BOSTON — It's a common lament, the kind of rant that rolls off the tongue in an election year: American workers can’t compete globally. They no longer produce stuff that the world wants. And that's why our economy is sluggish.
The problem is, it just isn't true.
On the contrary, America may not be stitching many pants or making much steel, but it has never before hauled in so much money from abroad. The fruit of our labor is at an all time high. And exports are more critical to US prosperity than ever.
Here are the Commerce Department’s numbers: In 2011, America’s sale of goods and services to the rest of the world grew by 14.5 percent, setting a record of $2.1 trillion. Exports accounted for 13.8 percent of the US economy — higher than any year since an anomalous boom during World War I.
Exports are also critical to the economic recovery, contributing more than half of GDP growth in 2011, according to the Commerce Department.

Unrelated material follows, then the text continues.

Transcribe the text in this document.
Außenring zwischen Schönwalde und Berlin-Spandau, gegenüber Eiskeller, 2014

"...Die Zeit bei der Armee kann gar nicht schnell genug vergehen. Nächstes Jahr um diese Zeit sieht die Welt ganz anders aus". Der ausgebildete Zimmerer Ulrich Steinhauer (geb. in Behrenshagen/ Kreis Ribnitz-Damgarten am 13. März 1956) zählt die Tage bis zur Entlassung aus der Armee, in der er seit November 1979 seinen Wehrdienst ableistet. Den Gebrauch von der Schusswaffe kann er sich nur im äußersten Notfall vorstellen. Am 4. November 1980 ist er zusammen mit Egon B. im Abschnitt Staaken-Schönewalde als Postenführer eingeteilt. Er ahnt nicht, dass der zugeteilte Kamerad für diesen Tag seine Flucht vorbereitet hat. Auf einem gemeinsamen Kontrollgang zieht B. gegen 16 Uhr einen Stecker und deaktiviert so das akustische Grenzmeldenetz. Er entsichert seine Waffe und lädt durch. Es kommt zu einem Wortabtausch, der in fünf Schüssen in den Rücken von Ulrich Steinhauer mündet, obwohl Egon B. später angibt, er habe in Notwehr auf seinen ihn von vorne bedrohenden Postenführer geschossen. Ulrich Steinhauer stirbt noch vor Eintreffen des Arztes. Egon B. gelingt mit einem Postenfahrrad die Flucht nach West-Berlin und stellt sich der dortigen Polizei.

So where are the robust opportunities for American workers?
It turns out that we’re just too efficient — and perhaps a bit underpaid.
Yes, exports have more than tripled in the past two decades, and they account for a greater part of the US economy than ever. But as a share of employment, they’ve stayed relatively constant, at about 6 to 7 percent, according to a 2008 International Trade Administration report.
How could this be?
It turns out that the value of exports for each job has also dramatically increased.
In 1993, a single export-oriented job produced $84,000 worth of income. By 2008, each worker’s contribution had grown to $165,000 — in part from greater productivity, and in part from a modest shift toward higher-earning service exports over goods.
Where did all that extra value end up?
That’s a complex matter, but it appears to boil down to a 1 percent versus 47 percent question.
In a nutshell, workers are producing more, but getting paid roughly what they earned a decade ago.
Clearly, the middle class isn't reeping the benefits.